Wu rappelle qu’il n’est donc pas étonnant que le rôle sociétal des algorithmes fasse l’objet de nombreux débats. Il n’y a pas si longtemps encore, les gens pensaient que les algorithmes étaient politiquement neutres ou ne présentaient pas de danger fondamental pour les humains. Comme la révolution industrielle précédente, cette révolution était considérée « comme un fait impersonnel de l’histoire économique, et non comme quelque chose qui discriminait activement certaines populations ou servait de projet à la classe dirigeante ». En 2013, quand on évoquait des biais dans les modèles, on estimait que c’était une question purement statistique dépourvue du moindre jugement moral. Depuis 4 ou 5 ans, la critique s’est emparée de la question des boîtes noires algorithmiques, montrant qu’elles excluaient nombre de personnes des services sociaux… La fausse neutralité et objectivité des calculs ont été démasquée, constate Wu.
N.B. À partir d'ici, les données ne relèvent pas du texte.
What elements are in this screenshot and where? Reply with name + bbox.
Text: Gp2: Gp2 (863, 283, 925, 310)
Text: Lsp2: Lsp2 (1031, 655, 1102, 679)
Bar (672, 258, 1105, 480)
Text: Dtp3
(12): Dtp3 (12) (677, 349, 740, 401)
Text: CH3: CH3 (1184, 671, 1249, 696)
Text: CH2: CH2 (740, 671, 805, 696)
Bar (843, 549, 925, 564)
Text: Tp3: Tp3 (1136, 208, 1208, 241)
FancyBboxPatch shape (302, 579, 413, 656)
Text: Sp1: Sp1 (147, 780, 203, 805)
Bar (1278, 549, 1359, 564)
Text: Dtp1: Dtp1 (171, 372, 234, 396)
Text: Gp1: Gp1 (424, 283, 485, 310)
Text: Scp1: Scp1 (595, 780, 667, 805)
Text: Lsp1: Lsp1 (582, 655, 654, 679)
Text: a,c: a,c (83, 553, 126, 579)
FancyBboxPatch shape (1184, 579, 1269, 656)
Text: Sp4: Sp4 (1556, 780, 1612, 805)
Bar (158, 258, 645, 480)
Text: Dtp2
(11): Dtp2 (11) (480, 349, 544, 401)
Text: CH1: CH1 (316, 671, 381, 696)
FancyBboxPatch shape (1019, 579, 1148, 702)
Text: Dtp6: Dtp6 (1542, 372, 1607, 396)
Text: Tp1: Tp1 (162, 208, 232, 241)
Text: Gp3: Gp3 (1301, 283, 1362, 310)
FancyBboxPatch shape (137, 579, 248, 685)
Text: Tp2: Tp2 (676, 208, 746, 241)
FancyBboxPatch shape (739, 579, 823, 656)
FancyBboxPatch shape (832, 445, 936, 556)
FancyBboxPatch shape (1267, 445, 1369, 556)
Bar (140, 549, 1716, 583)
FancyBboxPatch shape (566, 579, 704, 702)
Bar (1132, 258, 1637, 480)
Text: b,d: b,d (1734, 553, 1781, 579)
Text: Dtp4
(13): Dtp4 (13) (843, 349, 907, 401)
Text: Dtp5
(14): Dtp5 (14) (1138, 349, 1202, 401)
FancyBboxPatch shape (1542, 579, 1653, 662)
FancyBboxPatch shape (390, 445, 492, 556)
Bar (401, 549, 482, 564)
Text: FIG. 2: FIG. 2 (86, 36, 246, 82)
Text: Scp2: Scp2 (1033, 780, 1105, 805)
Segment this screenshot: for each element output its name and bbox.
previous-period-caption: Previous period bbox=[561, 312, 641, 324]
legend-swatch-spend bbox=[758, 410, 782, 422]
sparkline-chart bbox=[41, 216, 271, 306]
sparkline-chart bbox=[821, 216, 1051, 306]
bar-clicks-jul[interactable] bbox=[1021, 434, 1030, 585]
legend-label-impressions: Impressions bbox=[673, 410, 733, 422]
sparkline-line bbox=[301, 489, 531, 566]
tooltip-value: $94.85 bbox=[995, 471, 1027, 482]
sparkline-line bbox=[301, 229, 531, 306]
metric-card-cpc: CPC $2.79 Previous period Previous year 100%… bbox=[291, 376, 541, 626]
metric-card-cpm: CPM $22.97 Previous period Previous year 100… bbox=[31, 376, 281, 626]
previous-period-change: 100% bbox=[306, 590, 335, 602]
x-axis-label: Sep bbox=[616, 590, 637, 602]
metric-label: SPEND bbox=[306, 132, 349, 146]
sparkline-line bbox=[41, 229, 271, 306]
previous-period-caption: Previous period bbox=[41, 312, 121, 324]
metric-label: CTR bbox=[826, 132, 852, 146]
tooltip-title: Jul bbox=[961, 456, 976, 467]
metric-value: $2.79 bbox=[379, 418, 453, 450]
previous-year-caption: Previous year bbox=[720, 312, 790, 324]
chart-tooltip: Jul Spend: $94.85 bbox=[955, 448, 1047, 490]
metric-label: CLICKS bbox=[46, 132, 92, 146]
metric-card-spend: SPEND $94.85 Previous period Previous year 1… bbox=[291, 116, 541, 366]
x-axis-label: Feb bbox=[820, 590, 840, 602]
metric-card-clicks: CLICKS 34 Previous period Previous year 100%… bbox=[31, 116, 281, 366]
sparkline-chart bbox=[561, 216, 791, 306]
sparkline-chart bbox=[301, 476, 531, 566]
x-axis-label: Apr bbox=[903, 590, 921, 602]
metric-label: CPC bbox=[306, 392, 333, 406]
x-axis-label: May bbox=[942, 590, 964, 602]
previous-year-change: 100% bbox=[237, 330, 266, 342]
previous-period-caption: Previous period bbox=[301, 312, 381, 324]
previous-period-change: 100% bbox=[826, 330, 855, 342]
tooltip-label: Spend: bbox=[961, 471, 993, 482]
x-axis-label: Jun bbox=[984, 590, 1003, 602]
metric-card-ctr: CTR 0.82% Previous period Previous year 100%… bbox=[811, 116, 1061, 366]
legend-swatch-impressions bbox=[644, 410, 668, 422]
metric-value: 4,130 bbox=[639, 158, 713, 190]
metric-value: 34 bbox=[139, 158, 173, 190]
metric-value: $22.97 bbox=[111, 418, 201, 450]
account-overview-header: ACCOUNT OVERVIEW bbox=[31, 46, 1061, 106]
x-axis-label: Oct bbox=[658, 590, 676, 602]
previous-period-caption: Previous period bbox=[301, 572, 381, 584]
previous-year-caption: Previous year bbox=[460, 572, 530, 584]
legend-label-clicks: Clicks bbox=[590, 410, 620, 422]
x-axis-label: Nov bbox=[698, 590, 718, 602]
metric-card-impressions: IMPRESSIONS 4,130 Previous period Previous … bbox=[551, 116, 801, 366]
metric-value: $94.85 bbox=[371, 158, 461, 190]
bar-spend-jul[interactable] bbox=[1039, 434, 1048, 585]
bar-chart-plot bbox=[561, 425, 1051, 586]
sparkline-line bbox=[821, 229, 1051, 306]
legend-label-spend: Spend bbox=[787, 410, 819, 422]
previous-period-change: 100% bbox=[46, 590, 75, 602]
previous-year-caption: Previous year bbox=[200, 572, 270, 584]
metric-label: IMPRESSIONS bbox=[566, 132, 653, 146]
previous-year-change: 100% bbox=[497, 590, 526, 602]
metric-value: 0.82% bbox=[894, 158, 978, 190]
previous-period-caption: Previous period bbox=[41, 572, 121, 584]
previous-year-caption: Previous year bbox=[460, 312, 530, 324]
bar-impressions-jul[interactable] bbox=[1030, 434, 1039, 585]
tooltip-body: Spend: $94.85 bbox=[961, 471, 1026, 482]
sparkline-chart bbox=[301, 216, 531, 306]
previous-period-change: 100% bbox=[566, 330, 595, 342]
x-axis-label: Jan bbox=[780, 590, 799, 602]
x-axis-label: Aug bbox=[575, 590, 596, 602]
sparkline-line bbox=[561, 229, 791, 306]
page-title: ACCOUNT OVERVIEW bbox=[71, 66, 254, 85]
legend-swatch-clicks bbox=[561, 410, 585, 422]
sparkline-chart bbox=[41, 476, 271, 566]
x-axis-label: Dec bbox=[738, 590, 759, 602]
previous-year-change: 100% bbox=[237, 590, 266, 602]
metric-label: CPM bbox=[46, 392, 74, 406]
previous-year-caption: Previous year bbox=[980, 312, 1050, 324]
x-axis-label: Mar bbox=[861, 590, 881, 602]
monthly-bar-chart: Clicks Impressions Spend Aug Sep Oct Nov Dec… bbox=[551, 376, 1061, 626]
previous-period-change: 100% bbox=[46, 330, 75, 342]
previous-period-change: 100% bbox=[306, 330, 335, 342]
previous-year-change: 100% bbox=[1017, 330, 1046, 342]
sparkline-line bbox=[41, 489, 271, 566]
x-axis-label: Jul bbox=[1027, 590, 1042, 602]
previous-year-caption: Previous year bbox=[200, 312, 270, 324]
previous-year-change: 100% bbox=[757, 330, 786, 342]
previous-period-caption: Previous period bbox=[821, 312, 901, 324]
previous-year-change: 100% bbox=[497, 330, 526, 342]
Un nouveau parti-pris a émergé qui reconnaît qu’en pratique, les algorithmes comme les données encodent des partis-pris.
Pour Wu néanmoins, ce nouveau parti-pris continue de faire l’apologie de la « tyrannie informatique ». Il reste sans idéologie !
Le problème c’est les programmeurs humains et les données ! Pas le fait que l’informatique travaille à améliorer et automatiser le monde… Or, comme le soulignait le philosophe Mark Fisher (Wikipedia), ce « réalisme capitaliste » (Entremonde, 2018) relève précisément de l’idéologie. La tâche qui reste à l’informatique comme au capitalisme, c’est « d’affiner le système au mieux de nos capacités »… À calculer encore et toujours leur efficacité maximale, les systèmes pourraient bien tourner en rond !
Les contributions du monde universitaire au capitalisme sont essentiellement venues de l’économie, notamment des partisans ultralibéraux de l’École de Chicago, explique encore Jimmy Wu. Mais ces contributions comportaient une limite majeure : l’économie reste une arène de débat, de désaccords…
L’informatique lui est bien supérieure, ironise l’ingénieur. « Elle enseigne les axiomes et les méthodes du capitalisme avancé, sans les questions politiques qui peuvent se poser en économie ou dans d’autres sciences sociales. Dans sa forme actuelle, l’informatique est un véhicule d’endoctrinement réussi pour l’industrie et l’État, précisément parce qu’elle apparaît comme leur contraire : un domaine sans valeur qui incarne à la fois des mathématiques rigoureuses et une ingénierie pragmatique. C’est le pourvoyeur idéal du réalisme capitaliste pour une époque sceptique ; une science de droite qui prospère dans notre ère post-idéologique. »
Peut-on, doit-on, faut-il défaire l’ordinateur et ses sciences ? Le débat oppose deux camps, simplifie Jimmy Wu. D’un côté l’élite traditionnelle qui ne voit pas même le problème. De l’autre, des « humanistes de la technologie », une alliance peu structurée de fonctionnaires critiques, de médias, de chercheurs, d’ONG et de repentis de la tech… qui pensent que les pratiques technologiques peuvent être apprivoisées par une politique plus éclairée, des pratiques d’ingénieries réformées et un peu plus d’éthique… Mais les deux parties partagent finalement la même vision, même si l’un a un visage plus aimable que l’autre : « celle d’une société dominée par une aristocratie technique qui exploite et surveille le reste d’entre nous ». L’informatique universitaire file les mêmes contradictions : le matin, un étudiant peut assister à un exposé sur la maximisation publicitaire et le soir construire une base de données pour une association locale…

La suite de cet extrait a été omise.